BU HER ŞEYDEN EVVEL DOLARIN KIYMETLENMESİ DEMEK: Fed bir miktar geç de kaldığı için enflasyonu kontrol etmede agresif bir para politikası yürütüyor, yürütecek de. Bu her şeyden evvel doların kıymetlenmesi ve faizinin de yükselmesi demek. Özetle, Türkiye gibi döviz ihtiyacı olan bir ülkenin dövize erişimi daha da zorlaşmakta.

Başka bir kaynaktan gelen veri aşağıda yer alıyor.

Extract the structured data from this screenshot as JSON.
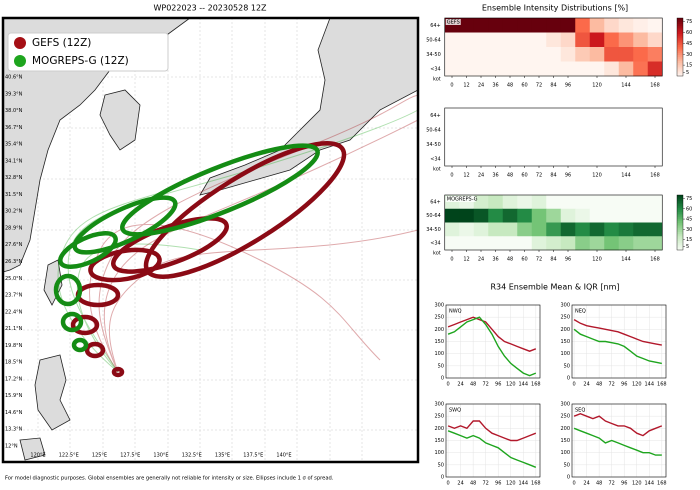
{
  "title": "WP022023 -- 20230528 12Z",
  "legend": [
    {
      "name": "GEFS (12Z)",
      "color": "#a50f15"
    },
    {
      "name": "MOGREPS-G (12Z)",
      "color": "#1ea51e"
    }
  ],
  "lat_labels": [
    "40.6°N",
    "39.3°N",
    "38.0°N",
    "36.7°N",
    "35.4°N",
    "34.1°N",
    "32.8°N",
    "31.5°N",
    "30.2°N",
    "28.9°N",
    "27.6°N",
    "26.3°N",
    "25.0°N",
    "23.7°N",
    "22.4°N",
    "21.1°N",
    "19.8°N",
    "18.5°N",
    "17.2°N",
    "15.9°N",
    "14.6°N",
    "13.3°N",
    "12°N"
  ],
  "lon_labels": [
    "120°E",
    "122.5°E",
    "125°E",
    "127.5°E",
    "130°E",
    "132.5°E",
    "135°E",
    "137.5°E",
    "140°E"
  ],
  "footer": "For model diagnostic purposes. Global ensembles are generally not reliable for intensity or size. Ellipses include 1 σ of spread.",
  "intensity": {
    "title": "Ensemble Intensity Distributions [%]",
    "rows": [
      "64+",
      "50-64",
      "34-50",
      "<34"
    ],
    "unit": "kot",
    "hours": [
      0,
      12,
      24,
      36,
      48,
      60,
      72,
      84,
      96,
      108,
      120,
      132,
      144,
      156,
      168
    ],
    "xticks": [
      0,
      12,
      24,
      36,
      48,
      60,
      72,
      84,
      96,
      120,
      144,
      168
    ],
    "clim": [
      0,
      80
    ],
    "cticks": [
      75,
      60,
      45,
      30,
      15,
      5
    ],
    "panels": [
      {
        "label": "GEFS",
        "colormap": "reds",
        "values": [
          [
            100,
            100,
            100,
            100,
            100,
            100,
            100,
            95,
            85,
            40,
            20,
            10,
            5,
            2,
            0
          ],
          [
            0,
            0,
            0,
            0,
            0,
            0,
            0,
            5,
            10,
            45,
            60,
            40,
            30,
            20,
            10
          ],
          [
            0,
            0,
            0,
            0,
            0,
            0,
            0,
            0,
            5,
            15,
            20,
            45,
            45,
            40,
            35
          ],
          [
            0,
            0,
            0,
            0,
            0,
            0,
            0,
            0,
            0,
            0,
            0,
            5,
            20,
            38,
            55
          ]
        ]
      },
      {},
      {
        "label": "MOGREPS-G",
        "colormap": "greens",
        "values": [
          [
            10,
            5,
            15,
            20,
            10,
            5,
            10,
            0,
            0,
            0,
            0,
            0,
            0,
            0,
            0
          ],
          [
            80,
            90,
            75,
            60,
            70,
            60,
            40,
            30,
            10,
            5,
            0,
            0,
            0,
            0,
            0
          ],
          [
            10,
            5,
            10,
            20,
            20,
            35,
            40,
            55,
            70,
            60,
            70,
            60,
            65,
            70,
            70
          ],
          [
            0,
            0,
            0,
            0,
            0,
            0,
            10,
            15,
            20,
            35,
            30,
            40,
            35,
            30,
            30
          ]
        ]
      }
    ]
  },
  "r34": {
    "title": "R34 Ensemble Mean & IQR [nm]",
    "xlim": [
      -4,
      176
    ],
    "xticks": [
      0,
      24,
      48,
      72,
      96,
      120,
      144,
      168
    ],
    "ylim": [
      0,
      300
    ],
    "yticks": [
      0,
      50,
      100,
      150,
      200,
      250,
      300
    ],
    "hours": [
      0,
      12,
      24,
      36,
      48,
      60,
      72,
      84,
      96,
      108,
      120,
      132,
      144,
      156,
      168
    ],
    "panels": [
      {
        "label": "NWQ",
        "series": [
          {
            "name": "GEFS",
            "color": "#b2182b",
            "values": [
              210,
              220,
              230,
              240,
              250,
              240,
              230,
              200,
              170,
              150,
              140,
              130,
              120,
              110,
              120
            ]
          },
          {
            "name": "MOGREPS-G",
            "color": "#1ea51e",
            "values": [
              180,
              190,
              210,
              230,
              240,
              250,
              220,
              180,
              130,
              90,
              60,
              40,
              20,
              10,
              20
            ]
          }
        ]
      },
      {
        "label": "NEQ",
        "series": [
          {
            "name": "GEFS",
            "color": "#b2182b",
            "values": [
              240,
              225,
              215,
              210,
              205,
              200,
              195,
              190,
              180,
              170,
              160,
              150,
              145,
              140,
              135
            ]
          },
          {
            "name": "MOGREPS-G",
            "color": "#1ea51e",
            "values": [
              200,
              180,
              170,
              160,
              150,
              150,
              145,
              140,
              130,
              110,
              90,
              80,
              70,
              65,
              60
            ]
          }
        ]
      },
      {
        "label": "SWQ",
        "series": [
          {
            "name": "GEFS",
            "color": "#b2182b",
            "values": [
              210,
              200,
              210,
              200,
              230,
              230,
              200,
              180,
              170,
              160,
              150,
              150,
              160,
              170,
              180
            ]
          },
          {
            "name": "MOGREPS-G",
            "color": "#1ea51e",
            "values": [
              190,
              180,
              170,
              160,
              170,
              160,
              140,
              130,
              120,
              100,
              80,
              70,
              60,
              50,
              40
            ]
          }
        ]
      },
      {
        "label": "SEQ",
        "series": [
          {
            "name": "GEFS",
            "color": "#b2182b",
            "values": [
              250,
              260,
              250,
              240,
              250,
              230,
              220,
              210,
              210,
              200,
              180,
              170,
              190,
              200,
              210
            ]
          },
          {
            "name": "MOGREPS-G",
            "color": "#1ea51e",
            "values": [
              200,
              190,
              180,
              170,
              160,
              140,
              150,
              140,
              130,
              120,
              110,
              100,
              100,
              90,
              90
            ]
          }
        ]
      }
    ]
  }
}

SANAYİYE GELEN ENERJİ ZAMMI YÜZDE 500'ÜN ÜZERİNDE: İş dünyası 40 yıldır bu kadar belirsiz bir dönem yaşamadı. Sanayiye gelen enerji zammı yüzde 500’ün üzerinde. Durum sadece Türkiye’den de kaynaklı değil. Dünya da belirsizlikler içinde. Bu öngörülemez bir ortam yaratıyor. Tüm bunlara rağmen pandemi öyle bir şey yaptı ki Türkiye sanayisi öne çıktı. Tedarik zincirlerini çeşitlendirmek isteyenler kapımızı çaldılar. Çin’den boşalan alanları daha çok doldurmamız lazım. Maalesef hemen yanı başımızda bir savaş var. Ancak orada yapılamayan üretimden dolayı talep ülkemize kaydı. Romanya’da, Bulgaristan’da üretim yapanlar Rusya’dan, Ukrayna’dan tedarik edemediği ara malları bizden istiyorlar. Olumlu demek olmaz ama böyle bir trend var. Türk iş dünyası da bu dönemde ihracat birim fiyatlarını artırmayı test ediyor.